SENSORIAL
The Basis of Intellectual Development
A child’s world is full of input that needs to be identified, sorted, organized, and eventually understood. The activities in the Sensorial area focus on how the brain processes data from various sensory modalities, the most basic of which include the five classic senses of vision (sight), audition (hearing), tactile stimulation (touch), olfaction (smell), and gustation (taste). In Sensorial, Montessori children work with their senses, both in isolation and in conjunction, to complete various lessons that grow increasingly difficult over time.
What are Sensorial skills?
The Sensorial area is home to some of Montessori’s most recognizable and ‘iconic’ lessons. Materials such the Pink Tower and the Brown Stair help the child learn how to process sensation and use one’s body more effectively within the environment. Specifically, the Sensorial area helps children turn their senses into increasingly effective and reliable tools for gathering and interpreting information. The skills developed here impact every activity that we encounter in the classroom – and life itself – and are essential for comprehending our surroundings.

“The senses, being the explorers of the world, open the way to knowledge.”
– Maria Montessori.

The purpose and aim of Sensorial activities is for the child to learn to acquire clear, actionable information from the environment and then to make decisions based on that information.
Dr. Montessori believed that sensorial experiences begin at birth and recognized that the senses play a fundamental role in the development of a child’s intellect. She created the Sensorial area to aid children in the development of their reasoning skills and to stimulate their growing intellect. Where Practical Life helps children to acquire skills needed to physically control the objects in their environment, the Sensorial area adds a more cognitive component as children now begin to bring order to those objects.
Given such, the sensorial materials serve as a scientific guide for children to clarify, catalogue, classify, and order the impressions of their environment. The goal of sensorial activities is not simply to provide children with sensory experiences, but instead to isolate one sense and highlight specific qualities, or attributes, that encourage children to refine and strengthen their use of that ‘isolated’ sense.
The Long Rods, for example, engage the visual sense and focus on the attribute of length. The rods are all the same color and the same width; the only variable is length. As children physically manipulate each rod, they get a clearer impression of this quality. Gradually, in time, they come to develop what we call a “motor memory,” which is a knowledge or understanding based on one’s physical and sensory experience.
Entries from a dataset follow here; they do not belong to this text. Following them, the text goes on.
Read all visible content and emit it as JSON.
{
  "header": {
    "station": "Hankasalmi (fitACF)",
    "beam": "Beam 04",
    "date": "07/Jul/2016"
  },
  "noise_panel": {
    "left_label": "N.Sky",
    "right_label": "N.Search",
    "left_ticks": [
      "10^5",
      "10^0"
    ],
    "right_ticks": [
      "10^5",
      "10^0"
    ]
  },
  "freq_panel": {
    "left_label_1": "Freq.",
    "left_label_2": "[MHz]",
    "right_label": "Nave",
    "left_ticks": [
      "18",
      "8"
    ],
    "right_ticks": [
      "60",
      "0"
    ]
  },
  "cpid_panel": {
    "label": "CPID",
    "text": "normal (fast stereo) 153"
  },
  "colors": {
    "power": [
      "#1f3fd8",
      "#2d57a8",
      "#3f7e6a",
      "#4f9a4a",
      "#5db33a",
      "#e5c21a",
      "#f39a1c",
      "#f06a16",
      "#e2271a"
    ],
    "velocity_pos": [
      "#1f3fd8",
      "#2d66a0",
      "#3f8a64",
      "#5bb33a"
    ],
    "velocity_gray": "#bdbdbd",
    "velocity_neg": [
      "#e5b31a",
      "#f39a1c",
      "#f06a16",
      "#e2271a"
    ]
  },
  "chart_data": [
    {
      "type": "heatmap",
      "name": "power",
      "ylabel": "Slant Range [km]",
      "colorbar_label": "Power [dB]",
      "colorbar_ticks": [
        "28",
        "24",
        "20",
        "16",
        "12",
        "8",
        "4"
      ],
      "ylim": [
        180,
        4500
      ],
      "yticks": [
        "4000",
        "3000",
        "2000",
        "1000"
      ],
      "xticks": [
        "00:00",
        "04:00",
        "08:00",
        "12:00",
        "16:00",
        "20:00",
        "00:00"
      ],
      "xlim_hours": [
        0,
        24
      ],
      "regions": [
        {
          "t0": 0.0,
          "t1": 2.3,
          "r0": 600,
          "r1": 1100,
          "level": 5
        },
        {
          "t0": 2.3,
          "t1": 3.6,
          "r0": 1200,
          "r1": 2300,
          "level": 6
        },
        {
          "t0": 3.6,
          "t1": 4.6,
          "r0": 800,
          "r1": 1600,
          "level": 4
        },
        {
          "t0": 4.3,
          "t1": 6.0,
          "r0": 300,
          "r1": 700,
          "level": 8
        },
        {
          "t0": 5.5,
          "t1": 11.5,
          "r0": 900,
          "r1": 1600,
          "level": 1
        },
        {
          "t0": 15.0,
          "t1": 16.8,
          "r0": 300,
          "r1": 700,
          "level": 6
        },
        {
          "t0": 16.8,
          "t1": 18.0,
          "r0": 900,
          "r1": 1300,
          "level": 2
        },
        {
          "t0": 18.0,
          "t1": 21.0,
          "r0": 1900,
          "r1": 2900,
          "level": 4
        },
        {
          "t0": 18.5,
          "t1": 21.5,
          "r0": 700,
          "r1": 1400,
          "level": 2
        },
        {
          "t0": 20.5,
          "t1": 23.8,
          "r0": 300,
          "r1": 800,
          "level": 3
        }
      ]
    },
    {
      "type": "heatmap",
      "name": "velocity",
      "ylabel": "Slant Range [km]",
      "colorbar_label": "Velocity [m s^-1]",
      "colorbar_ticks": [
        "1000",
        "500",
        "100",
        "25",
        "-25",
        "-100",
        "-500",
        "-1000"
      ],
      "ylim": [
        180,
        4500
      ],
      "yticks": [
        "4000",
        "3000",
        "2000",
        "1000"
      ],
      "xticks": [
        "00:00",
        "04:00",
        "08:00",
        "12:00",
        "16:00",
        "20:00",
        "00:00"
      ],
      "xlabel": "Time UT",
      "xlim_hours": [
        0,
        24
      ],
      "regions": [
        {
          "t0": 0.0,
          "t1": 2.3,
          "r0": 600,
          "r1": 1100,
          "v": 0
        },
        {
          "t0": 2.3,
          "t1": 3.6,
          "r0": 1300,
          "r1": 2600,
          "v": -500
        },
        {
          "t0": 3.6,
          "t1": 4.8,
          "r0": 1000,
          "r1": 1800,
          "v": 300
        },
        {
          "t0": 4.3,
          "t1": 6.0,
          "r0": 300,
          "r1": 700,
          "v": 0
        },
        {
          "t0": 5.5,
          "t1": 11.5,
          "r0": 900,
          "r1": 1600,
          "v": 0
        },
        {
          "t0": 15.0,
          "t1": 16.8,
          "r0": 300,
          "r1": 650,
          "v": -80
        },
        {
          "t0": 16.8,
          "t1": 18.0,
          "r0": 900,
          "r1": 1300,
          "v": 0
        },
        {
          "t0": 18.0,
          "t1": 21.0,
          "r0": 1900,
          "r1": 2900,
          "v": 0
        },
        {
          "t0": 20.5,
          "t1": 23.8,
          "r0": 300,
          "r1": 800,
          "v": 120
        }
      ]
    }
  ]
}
Through work with the sensorial materials, children are given the keys to classifying their world and introduced to a new level of interaction-with (and understanding-of) their immediate environment. Montessorians today champion many benefits to work in the Sensorial area, the most obvious being that it:
- Expands neural pathways and aids in neurological organization;
- Trains and refines the senses (and thus helps to build the intellect and develop abstract thinking);
- Creates order and clarity in the child’s world;
- Further develops Order, Concentration, Coordination, and Independence;
- Develops an appreciation for beauty, attention to detail, and creativity; and
- Can assist adults in the early detection of defects in the function of a child’s senses.

Dr. Montessori designed sensorial exercises to stimulate our ability to perceive through our senses and categorized them into eight distinct groups: visual, tactile, baric, thermic, auditory, olfactory, gustatory, and stereognostic.

Unlike those in the Practical Life area, the materials in the Sensorial area are not ones that are familiar or recognizable from everyday life. Instead, they are specially designed for the Montessori child.
In truth, Montessori’s materials for the Sensorial work came from her own observations and from ideas and materials from the French doctors Itard and Seguin. Unlike the material used for Practical Life, this material has either never been seen or never been used by the child in his everyday life. Sensorial material is not something children have preconceived notions about, but is rather something “new” for teachers to introduce. Accordingly, the material is carefully presented in a specific way or in a specific pattern: the child learns to match the similar things, then he is shown how to grade the material based on its quality, and then he receives the language related to his work.
Sensorial materials were designed according to similar principles:
- They isolate one quality that is to be worked with.
- They have a ‘control of error’ that allows children to make the corrections themselves.
- They are simple in appearance and esthetically pleasing. This is intended to attract attention to the objects and allow children to manipulate the materials with ease.
- They must, by design, be ‘complete.’ A child who is working with sensorial material must be able to ‘complete’ the lesson without having to stop and find a missing piece.
- They are limited (in multiple senses of the word). Sensorial materials are limited in that there is only one of each lesson in the environment and limited in that not all of one quality or piece of information is given to the child. The child is not given every color in the world, but only a select few. This gives the child the keys to the information so it peaks his curiosity and leads him to learn more out of his own interest.
- They are all what Dr. Montessori referred to as “materialized abstractions.” Each material clearly and concretely demonstrates abstract mathematical concepts, such as diameter, height, width, length, area, and volume and are often organized according to a base-10 system that will be further explored in the Mathematics area.
The Sensorial area is Montessori’s home to exercises in perception, observation, fine discrimination, and classification that play a major role in helping children to develop logic and concentration.